The field of predictive process monitoring focuses on modelling future characteristics of running business process instances, typically by either predicting the outcome of particular objectives (e.g. completion (time), cost), or next-in-sequence prediction (e.g. what is the next activity to execute). This paper introduces Processes-As-Movies (PAM), a technique that provides a middle ground between these predictive monitoring. It does so by capturing declarative process constraints between activities in various windows of a process execution trace, which represent a declarative process model at subsequent stages of execution. This high-dimensional representation of a process model allows the application of predictive modelling on how such constraints appear and vanish throughout a process' execution.

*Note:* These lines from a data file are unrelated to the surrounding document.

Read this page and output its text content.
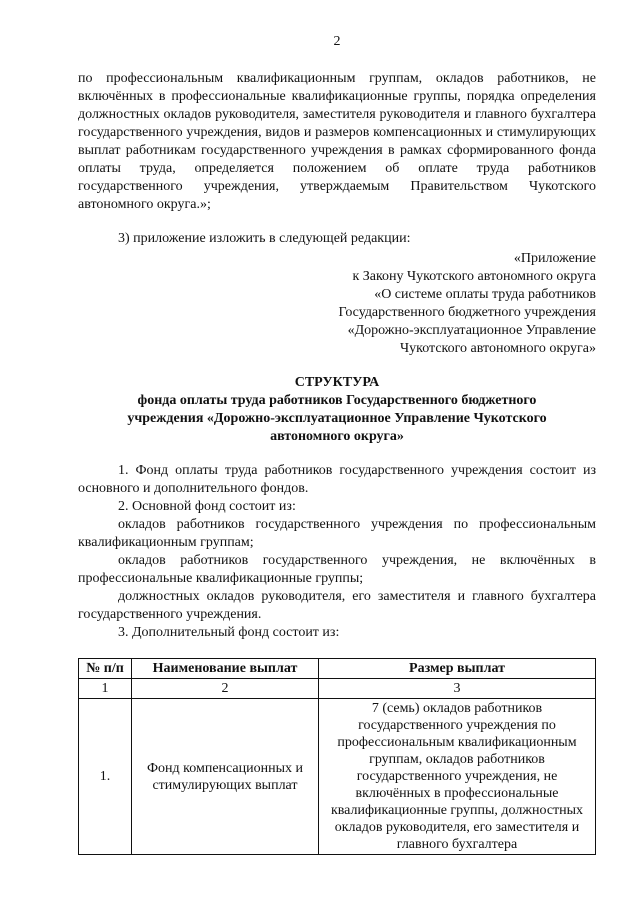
2

по профессиональным квалификационным группам, окладов работников, не включённых в профессиональные квалификационные группы, порядка определения должностных окладов руководителя, заместителя руководителя и главного бухгалтера государственного учреждения, видов и размеров компенсационных и стимулирующих выплат работникам государственного учреждения в рамках сформированного фонда оплаты труда, определяется положением об оплате труда работников государственного учреждения, утверждаемым Правительством Чукотского автономного округа.»;

3) приложение изложить в следующей редакции:

«Приложение
к Закону Чукотского автономного округа
«О системе оплаты труда работников
Государственного бюджетного учреждения
«Дорожно-эксплуатационное Управление
Чукотского автономного округа»
СТРУКТУРА
фонда оплаты труда работников Государственного бюджетного
учреждения «Дорожно-эксплуатационное Управление Чукотского
автономного округа»

1. Фонд оплаты труда работников государственного учреждения состоит из основного и дополнительного фондов.

2. Основной фонд состоит из:

окладов работников государственного учреждения по профессиональным квалификационным группам;

окладов работников государственного учреждения, не включённых в профессиональные квалификационные группы;

должностных окладов руководителя, его заместителя и главного бухгалтера государственного учреждения.

3. Дополнительный фонд состоит из:

№ п/п	Наименование выплат	Размер выплат
1	2	3
1.	Фонд компенсационных и стимулирующих выплат	7 (семь) окладов работников государственного учреждения по профессиональным квалификационным группам, окладов работников государственного учреждения, не включённых в профессиональные квалификационные группы, должностных окладов руководителя, его заместителя и главного бухгалтера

Various recurrent neural network topologies tailored to high-dimensional input are used to model the process model evolution with windows as time steps, including encoder-decoder long short-term memory networks, and convolutional long short-term memory networks. Results show that these topologies are very effective in terms of accuracy and precision to predict a process model's future state, which allows process owners to simultaneously verify what linear temporal logic rules hold in a predicted process window (objective-based), and verify what future execution traces are allowed by all the constraints together (trace-based).